Anticancer drug development is often impeded by a lack of preclinical tumor models that are highly predictive of therapeutic effects in humans. Previous studies have shown that in vitro cell line models and in vivo xenograft tumors derived from established human cancer cell lines have limited predictive value for antitumor activity of a drug in clinical trials [17], [18], [19]. Anticancer agents that showed promising in vivo antitumor activity in xenograft tumor models have often been ineffective for the same type of cancer in clinical trials [20]. In fact, only about 5% of anticancer agents evaluated in human studies between 1991 and 2000 were successfully registered [20]. The majority of failures in late-phase clinical trials result from a lack of clinical efficacy caused primarily by the lack of efficacy proof of concept in humans, lack of predictive biomarkers to identify patient responders, and safety issues [20], [21]. Thus, clinically relevant tumor models that accurately predict therapeutic efficacies would be highly valuable for anticancer drug development.

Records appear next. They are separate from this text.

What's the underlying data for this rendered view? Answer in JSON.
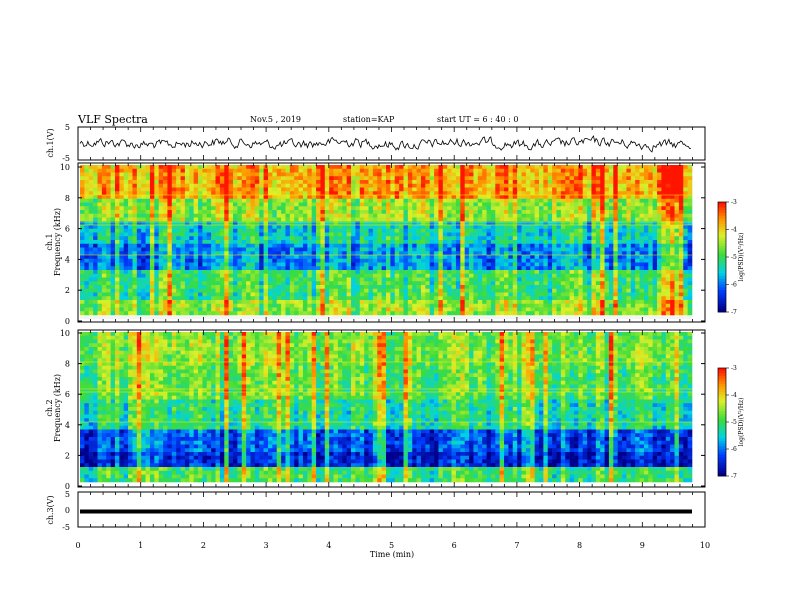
{
  "header": {
    "title": "VLF Spectra",
    "date": "Nov.5  , 2019",
    "station": "station=KAP",
    "start": "start  UT =   6  : 40 : 0"
  },
  "chart_data": [
    {
      "type": "line",
      "panel": "ch1-waveform",
      "ylabel": "ch.1(V)",
      "ylim": [
        -5,
        5
      ],
      "yticks": [
        "5",
        "-5"
      ],
      "xlim": [
        0,
        10
      ],
      "description_color": "#000000"
    },
    {
      "type": "heatmap",
      "panel": "ch1-spectrogram",
      "ylabel": "ch.1\nFrequency  (kHz)",
      "ylim": [
        0,
        10
      ],
      "yticks": [
        "0",
        "2",
        "4",
        "6",
        "8",
        "10"
      ],
      "xlim": [
        0,
        10
      ],
      "colorbar": {
        "label": "log(PSD)(V²/Hz)",
        "range": [
          -7,
          -3
        ],
        "ticks": [
          "-3",
          "-4",
          "-5",
          "-6",
          "-7"
        ]
      }
    },
    {
      "type": "heatmap",
      "panel": "ch2-spectrogram",
      "ylabel": "ch.2\nFrequency  (kHz)",
      "ylim": [
        0,
        10
      ],
      "yticks": [
        "0",
        "2",
        "4",
        "6",
        "8",
        "10"
      ],
      "xlim": [
        0,
        10
      ],
      "colorbar": {
        "label": "log(PSD)(V²/Hz)",
        "range": [
          -7,
          -3
        ],
        "ticks": [
          "-3",
          "-4",
          "-5",
          "-6",
          "-7"
        ]
      }
    },
    {
      "type": "line",
      "panel": "ch3-waveform",
      "ylabel": "ch.3(V)",
      "ylim": [
        -5,
        5
      ],
      "yticks": [
        "5",
        "0",
        "-5"
      ],
      "xlim": [
        0,
        10
      ],
      "constant_value": 0
    }
  ],
  "xaxis": {
    "label": "Time  (min)",
    "ticks": [
      "0",
      "1",
      "2",
      "3",
      "4",
      "5",
      "6",
      "7",
      "8",
      "9",
      "10"
    ]
  },
  "colors": {
    "low": "#00008b",
    "mid_low": "#0055ff",
    "mid": "#00e0e0",
    "green": "#33dd33",
    "yellow": "#ffff00",
    "red": "#ff2200"
  }
}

Evidence from recent studies has shown that patient-derived xenografts (PDXs) established directly from patients' primary tumors preserve the histomorphologic features, heterogeneity, gene expression pattern (including cytokine expression by tumor stromal cells), DNA copy number alterations, and gene mutations of the original tumors [22], [23], [24]. These features were preserved after a series of passages of the tumorgrafts in mice [22], [24]. When PDXs were treated with agents used in a parallel patient population, response rates similar to those reported in human studies were observed, suggesting that the PDX model is clinically relevant for evaluating the efficacy of anticancer drugs [22], [25], [26], [27], [28]. A remarkable correlation between drug activity in PDXs and clinical outcome was reported when patients with advanced cancer were treated with selected regimens based on the treatment responses of their PDX [29], [30], suggesting that PDXs could provide robust models for identifying effective treatment for cancer patients and for predicting clinical efficacy of drug candidates. Consequently, PDXs derived from various types of cancers have been reported recently, including those established from lung cancer [23], [26], [28], [31]. Those studies have demonstrated the feasibility of using PDXs for translational studies in drug development, for molecular characterization of cancer biology, and for strategic development of individualized therapy. Nevertheless, few molecularly-annotated lung cancer PDXs are reported in literature and are not readily available for preclinical studies.

Our purpose here was to develop molecularly annotated PDXs for evaluation of investigational anticancer agents and mechanistic characterization of lung cancers. We established PDXs from surgical specimens of lung cancer patients and characterized the gene mutations in those PDXs and the corresponding primary tumors. Our results show that some novel genes were frequently mutated in primary lung cancers and that the mutations in primary tumors can be recapitulated by their corresponding PDX.